I am not sure
All I can think to do is division which gave me
\(\frac{x^3-2}{x^2+x}\\ =x-1+\frac{x-2}{x^2+2x} \qquad \text{(This has been edited)}\)
I will leave this to another mathematician.
Continued from earlier
\(\frac{x^3-2}{x^2+x}\\ =x-1+\frac{x-2}{x^2+2x}\\ =x-1+\frac{x-2}{x(x+2)}\\\)

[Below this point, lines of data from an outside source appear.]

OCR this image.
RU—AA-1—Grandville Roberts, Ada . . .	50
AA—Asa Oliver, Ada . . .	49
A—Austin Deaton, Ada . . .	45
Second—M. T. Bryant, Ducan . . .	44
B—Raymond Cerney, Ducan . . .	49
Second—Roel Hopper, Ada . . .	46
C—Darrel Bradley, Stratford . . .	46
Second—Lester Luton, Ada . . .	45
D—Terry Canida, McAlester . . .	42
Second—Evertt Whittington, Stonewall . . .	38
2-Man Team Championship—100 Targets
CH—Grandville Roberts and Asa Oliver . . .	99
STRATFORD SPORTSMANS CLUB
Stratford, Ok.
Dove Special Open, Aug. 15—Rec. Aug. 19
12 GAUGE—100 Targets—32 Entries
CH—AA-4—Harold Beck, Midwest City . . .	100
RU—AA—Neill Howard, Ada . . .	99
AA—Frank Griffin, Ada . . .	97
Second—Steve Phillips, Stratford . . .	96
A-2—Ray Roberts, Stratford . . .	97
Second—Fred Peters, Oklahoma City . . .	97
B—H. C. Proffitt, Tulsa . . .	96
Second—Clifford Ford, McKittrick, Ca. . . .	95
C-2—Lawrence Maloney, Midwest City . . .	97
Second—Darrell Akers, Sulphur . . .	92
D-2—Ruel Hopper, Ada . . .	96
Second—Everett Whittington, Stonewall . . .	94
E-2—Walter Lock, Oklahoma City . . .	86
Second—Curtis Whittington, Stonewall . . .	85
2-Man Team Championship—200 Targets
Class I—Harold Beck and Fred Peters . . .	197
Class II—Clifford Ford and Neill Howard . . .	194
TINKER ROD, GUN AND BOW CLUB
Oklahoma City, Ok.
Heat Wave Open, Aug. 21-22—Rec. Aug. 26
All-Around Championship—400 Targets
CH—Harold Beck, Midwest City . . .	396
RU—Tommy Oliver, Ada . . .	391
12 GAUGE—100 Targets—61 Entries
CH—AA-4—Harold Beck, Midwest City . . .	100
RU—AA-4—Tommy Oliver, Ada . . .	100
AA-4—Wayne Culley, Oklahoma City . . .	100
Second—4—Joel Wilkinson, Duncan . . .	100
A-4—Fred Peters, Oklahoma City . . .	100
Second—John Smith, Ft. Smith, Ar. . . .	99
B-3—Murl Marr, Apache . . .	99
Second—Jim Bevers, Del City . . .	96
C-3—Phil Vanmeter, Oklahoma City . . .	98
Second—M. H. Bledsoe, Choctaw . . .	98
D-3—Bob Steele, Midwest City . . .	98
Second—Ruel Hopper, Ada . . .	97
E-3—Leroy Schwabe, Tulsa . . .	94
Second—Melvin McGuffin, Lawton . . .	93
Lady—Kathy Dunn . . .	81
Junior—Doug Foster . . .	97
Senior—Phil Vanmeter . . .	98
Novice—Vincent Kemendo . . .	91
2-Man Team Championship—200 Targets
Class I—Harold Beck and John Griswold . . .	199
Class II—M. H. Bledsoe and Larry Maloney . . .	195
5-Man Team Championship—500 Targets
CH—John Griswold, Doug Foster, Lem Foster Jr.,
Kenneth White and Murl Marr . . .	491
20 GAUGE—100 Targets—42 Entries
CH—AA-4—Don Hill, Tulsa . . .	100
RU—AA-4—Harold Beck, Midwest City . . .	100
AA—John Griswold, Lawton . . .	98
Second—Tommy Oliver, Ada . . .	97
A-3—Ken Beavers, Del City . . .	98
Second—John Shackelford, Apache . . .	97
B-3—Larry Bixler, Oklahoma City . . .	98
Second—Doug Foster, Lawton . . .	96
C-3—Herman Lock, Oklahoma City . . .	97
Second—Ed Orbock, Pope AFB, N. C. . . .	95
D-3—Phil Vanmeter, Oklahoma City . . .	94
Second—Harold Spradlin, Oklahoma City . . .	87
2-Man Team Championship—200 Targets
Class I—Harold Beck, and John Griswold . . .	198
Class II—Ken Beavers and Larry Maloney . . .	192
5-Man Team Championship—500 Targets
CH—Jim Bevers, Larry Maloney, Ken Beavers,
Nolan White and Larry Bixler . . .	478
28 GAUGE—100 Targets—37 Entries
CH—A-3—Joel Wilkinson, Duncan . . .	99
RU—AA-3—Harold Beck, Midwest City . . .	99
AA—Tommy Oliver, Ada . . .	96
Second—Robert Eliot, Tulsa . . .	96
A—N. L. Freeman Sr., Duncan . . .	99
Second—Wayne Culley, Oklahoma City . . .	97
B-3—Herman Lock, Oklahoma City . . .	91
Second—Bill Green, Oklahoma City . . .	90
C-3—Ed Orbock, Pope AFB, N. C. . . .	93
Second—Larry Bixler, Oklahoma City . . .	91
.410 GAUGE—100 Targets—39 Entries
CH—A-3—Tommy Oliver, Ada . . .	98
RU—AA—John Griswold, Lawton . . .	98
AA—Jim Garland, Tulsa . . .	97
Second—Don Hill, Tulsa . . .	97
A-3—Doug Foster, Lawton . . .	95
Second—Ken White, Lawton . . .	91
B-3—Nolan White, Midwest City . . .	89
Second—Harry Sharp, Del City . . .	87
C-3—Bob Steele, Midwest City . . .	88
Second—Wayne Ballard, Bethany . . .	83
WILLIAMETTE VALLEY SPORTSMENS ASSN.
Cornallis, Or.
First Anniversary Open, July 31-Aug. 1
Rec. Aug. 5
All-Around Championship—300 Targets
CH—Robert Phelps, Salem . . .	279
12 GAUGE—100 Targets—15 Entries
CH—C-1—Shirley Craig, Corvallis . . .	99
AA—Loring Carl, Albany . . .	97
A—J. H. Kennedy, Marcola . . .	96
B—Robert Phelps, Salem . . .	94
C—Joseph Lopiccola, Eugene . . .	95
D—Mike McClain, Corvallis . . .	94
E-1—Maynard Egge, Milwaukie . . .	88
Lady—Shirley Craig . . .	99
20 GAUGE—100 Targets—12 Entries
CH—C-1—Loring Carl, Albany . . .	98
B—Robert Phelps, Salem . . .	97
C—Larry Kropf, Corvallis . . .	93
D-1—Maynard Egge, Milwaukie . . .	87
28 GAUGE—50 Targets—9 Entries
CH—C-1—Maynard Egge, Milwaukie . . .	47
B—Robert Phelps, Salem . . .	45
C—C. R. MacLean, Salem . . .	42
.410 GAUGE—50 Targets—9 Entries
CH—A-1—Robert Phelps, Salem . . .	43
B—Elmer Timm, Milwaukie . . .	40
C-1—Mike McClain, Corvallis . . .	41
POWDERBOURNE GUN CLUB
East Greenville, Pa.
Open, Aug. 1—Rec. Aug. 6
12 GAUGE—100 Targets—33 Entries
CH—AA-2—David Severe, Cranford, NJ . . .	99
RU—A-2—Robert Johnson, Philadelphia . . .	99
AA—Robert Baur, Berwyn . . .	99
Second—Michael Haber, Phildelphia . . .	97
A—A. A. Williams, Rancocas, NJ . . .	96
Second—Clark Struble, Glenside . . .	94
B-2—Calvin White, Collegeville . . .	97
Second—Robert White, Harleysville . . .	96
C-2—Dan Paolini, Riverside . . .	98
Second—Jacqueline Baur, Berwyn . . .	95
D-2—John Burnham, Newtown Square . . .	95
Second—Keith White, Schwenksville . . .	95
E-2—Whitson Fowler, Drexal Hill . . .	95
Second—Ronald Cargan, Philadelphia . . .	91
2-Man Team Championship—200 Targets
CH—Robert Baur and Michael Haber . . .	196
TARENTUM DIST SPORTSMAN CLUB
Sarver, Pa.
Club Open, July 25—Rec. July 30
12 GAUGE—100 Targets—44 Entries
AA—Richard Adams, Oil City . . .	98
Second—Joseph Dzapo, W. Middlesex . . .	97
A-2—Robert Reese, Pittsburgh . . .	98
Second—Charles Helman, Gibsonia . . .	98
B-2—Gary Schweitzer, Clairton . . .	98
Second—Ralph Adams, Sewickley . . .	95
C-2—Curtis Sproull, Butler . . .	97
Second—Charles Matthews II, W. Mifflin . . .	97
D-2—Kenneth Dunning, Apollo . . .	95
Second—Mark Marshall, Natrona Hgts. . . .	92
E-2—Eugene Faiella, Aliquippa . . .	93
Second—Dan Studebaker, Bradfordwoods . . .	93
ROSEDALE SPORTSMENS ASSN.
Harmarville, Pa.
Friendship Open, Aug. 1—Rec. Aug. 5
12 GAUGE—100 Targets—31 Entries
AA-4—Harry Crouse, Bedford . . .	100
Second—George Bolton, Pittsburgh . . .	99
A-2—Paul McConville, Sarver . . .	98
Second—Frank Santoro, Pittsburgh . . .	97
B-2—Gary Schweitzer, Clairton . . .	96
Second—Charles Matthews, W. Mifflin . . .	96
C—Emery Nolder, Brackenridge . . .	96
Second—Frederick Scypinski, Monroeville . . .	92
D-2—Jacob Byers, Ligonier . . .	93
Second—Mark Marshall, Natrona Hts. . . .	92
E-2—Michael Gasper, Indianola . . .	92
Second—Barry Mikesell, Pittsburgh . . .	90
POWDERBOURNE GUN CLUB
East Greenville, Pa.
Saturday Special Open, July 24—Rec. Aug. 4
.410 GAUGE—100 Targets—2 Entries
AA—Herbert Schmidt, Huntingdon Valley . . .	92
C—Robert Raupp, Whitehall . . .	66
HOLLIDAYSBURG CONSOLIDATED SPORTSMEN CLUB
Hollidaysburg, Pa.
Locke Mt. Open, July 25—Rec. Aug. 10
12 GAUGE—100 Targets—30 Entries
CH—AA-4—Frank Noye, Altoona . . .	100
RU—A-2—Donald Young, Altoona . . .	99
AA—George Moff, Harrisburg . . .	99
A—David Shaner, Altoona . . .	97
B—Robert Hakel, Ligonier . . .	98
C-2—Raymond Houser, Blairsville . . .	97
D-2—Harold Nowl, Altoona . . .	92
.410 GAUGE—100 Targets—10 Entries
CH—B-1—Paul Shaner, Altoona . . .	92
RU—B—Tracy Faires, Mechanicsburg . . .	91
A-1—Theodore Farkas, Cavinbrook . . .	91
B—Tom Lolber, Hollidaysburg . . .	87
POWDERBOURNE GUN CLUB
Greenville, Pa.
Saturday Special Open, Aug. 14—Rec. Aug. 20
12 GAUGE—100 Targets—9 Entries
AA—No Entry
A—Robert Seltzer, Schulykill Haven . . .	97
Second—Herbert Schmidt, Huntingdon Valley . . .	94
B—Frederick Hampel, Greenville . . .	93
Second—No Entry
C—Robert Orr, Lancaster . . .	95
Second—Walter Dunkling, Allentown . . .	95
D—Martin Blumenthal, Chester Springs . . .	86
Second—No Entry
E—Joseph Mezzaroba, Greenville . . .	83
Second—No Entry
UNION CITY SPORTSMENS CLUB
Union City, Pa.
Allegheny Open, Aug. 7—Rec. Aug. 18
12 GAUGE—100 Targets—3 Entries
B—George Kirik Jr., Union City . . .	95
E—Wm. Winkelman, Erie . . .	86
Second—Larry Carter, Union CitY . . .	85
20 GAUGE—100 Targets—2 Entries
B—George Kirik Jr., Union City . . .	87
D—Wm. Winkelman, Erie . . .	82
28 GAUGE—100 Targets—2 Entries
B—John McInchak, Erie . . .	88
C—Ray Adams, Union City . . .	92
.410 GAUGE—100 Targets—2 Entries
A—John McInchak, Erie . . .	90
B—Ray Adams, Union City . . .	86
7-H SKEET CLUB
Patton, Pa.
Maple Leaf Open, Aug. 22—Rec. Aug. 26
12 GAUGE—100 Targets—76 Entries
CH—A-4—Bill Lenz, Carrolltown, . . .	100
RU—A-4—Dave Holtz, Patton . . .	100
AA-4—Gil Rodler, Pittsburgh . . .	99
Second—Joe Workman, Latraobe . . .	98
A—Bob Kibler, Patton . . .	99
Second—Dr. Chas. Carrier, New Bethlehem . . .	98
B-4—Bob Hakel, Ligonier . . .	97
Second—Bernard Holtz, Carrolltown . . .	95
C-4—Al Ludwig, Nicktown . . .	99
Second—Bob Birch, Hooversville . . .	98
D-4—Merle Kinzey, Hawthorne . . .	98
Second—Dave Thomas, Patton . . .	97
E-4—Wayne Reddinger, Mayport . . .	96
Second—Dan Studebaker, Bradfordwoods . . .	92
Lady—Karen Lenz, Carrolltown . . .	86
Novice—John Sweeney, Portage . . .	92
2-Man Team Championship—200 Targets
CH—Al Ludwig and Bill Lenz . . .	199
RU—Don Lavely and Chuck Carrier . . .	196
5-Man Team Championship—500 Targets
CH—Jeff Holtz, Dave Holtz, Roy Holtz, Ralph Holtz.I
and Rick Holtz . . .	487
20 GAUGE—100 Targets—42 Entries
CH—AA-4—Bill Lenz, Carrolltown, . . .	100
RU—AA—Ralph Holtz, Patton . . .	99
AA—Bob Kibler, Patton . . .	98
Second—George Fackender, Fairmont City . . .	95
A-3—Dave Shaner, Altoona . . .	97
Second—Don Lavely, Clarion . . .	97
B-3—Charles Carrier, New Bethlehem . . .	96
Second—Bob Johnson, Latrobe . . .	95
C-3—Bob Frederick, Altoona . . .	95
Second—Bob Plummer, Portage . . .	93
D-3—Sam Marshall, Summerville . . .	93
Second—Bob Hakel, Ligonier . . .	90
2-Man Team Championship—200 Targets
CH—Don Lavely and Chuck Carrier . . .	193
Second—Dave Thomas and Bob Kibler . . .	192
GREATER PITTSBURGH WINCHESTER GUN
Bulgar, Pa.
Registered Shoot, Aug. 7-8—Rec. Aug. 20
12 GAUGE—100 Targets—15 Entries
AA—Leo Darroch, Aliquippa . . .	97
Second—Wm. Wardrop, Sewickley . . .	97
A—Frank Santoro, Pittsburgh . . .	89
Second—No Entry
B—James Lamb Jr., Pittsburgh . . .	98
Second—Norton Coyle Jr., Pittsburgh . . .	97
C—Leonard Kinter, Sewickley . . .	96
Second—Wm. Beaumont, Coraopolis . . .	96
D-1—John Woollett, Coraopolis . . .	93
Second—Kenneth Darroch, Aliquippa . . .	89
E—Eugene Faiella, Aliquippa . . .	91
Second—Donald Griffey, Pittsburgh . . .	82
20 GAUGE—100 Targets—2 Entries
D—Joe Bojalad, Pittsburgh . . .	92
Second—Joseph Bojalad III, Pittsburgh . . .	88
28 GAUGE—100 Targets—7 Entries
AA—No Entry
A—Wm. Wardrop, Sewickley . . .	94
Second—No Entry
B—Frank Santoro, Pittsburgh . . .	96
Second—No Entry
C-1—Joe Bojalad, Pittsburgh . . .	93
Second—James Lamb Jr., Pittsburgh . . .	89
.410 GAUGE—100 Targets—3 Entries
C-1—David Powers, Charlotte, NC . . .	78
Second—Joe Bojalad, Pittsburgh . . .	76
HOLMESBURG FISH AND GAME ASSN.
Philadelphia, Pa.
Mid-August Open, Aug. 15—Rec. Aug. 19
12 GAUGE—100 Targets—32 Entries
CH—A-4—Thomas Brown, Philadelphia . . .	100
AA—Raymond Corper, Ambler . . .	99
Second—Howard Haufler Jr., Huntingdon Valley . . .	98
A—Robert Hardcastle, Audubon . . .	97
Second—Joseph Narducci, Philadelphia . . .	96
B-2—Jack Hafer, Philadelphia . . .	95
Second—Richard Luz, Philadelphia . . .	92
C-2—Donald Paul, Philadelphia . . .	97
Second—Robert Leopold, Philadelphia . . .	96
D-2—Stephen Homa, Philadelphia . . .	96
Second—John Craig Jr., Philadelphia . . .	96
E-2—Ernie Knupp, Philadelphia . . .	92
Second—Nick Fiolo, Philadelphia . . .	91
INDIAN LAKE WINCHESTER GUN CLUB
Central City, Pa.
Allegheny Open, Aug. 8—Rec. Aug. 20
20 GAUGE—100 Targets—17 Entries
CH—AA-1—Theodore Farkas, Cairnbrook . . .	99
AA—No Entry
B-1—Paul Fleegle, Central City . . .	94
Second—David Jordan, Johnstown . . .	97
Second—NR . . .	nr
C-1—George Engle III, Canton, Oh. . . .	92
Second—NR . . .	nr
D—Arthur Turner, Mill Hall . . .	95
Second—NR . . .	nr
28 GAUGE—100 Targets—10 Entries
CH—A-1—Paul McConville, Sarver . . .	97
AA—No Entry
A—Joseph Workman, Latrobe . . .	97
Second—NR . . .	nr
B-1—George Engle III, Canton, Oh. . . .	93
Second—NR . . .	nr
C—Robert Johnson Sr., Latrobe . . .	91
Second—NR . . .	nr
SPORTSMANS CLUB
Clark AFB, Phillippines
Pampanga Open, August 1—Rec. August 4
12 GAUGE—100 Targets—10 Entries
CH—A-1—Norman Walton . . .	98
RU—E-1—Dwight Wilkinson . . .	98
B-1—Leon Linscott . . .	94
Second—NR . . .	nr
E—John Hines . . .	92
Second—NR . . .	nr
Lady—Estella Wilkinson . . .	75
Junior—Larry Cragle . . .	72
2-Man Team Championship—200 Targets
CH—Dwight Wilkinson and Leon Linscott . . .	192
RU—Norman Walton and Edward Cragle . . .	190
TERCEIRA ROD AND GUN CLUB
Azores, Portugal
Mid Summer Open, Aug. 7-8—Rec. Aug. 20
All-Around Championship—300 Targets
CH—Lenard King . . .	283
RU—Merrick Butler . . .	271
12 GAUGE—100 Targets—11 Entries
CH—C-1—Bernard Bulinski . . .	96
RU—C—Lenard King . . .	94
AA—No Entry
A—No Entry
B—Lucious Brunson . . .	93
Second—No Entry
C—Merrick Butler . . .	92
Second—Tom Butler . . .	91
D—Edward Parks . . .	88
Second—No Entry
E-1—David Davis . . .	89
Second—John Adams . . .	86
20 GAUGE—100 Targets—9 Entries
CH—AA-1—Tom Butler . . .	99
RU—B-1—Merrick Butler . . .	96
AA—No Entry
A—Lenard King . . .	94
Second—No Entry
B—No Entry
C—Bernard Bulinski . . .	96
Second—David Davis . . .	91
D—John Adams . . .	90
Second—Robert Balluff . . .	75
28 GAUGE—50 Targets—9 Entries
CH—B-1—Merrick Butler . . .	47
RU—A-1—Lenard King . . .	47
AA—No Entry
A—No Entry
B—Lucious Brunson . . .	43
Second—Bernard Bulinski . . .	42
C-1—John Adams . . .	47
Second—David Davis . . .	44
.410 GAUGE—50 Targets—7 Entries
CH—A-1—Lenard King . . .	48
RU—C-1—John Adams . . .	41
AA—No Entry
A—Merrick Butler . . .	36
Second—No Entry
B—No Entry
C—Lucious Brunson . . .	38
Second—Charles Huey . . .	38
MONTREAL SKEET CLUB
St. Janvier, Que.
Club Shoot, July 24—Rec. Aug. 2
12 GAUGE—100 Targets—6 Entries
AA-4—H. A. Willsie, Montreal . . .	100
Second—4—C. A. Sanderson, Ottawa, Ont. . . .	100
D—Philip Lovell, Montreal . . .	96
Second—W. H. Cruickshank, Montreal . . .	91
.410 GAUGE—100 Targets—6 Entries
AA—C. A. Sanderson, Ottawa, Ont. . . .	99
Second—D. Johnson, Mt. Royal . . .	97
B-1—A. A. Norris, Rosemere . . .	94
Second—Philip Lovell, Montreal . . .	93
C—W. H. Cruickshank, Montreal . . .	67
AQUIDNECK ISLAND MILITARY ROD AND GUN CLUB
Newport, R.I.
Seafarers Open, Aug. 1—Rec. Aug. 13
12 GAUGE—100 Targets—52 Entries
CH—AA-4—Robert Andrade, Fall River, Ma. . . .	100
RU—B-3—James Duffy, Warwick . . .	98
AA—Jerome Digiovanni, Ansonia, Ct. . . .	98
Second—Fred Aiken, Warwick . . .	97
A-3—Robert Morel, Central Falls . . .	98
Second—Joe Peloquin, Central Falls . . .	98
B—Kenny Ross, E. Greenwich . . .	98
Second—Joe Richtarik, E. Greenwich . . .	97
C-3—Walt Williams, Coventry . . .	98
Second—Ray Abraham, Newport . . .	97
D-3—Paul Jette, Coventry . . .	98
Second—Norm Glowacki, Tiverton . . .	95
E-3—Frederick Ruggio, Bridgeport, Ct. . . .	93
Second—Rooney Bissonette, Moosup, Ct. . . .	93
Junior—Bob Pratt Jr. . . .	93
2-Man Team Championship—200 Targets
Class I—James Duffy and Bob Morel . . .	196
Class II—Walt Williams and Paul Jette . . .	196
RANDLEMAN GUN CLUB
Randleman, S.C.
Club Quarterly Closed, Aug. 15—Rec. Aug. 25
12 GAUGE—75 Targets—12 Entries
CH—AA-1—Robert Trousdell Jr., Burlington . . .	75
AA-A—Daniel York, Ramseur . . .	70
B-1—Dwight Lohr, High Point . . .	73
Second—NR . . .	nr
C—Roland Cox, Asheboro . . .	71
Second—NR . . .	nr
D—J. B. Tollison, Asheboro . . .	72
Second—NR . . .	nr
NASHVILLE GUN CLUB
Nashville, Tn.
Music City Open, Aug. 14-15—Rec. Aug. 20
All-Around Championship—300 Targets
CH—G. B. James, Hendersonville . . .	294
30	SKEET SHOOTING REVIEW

consider just the fraction part
\(\frac{x-2}{x(x+2)}=\frac{A}{x}+\frac{B}{x+2} \qquad \text{for some real A and B}\\ A(x+2)+Bx\equiv x-2\\ Ax+2A+Bx\equiv x-2\\ (A+B)x+2A\equiv x-2\\ so\\ 2A=-2\\ A=-1\\ A+B=1\\ -1+B=1\\ B=2\\ \frac{x-2}{x(x+2)}=\frac{-1}{x}+\frac{2}{x+2} \)
So
\(\frac{x^3-2}{x^2+x} \\ =x-1+\frac{x-2}{x^2+2x} \\ =x-1+\frac{-1}{x}+\frac{2}{x+2}\\ =x-1-\frac{1}{x}+\frac{2}{x+2}\\\)
I think that is right now. 
What do you think Mathbum and guest?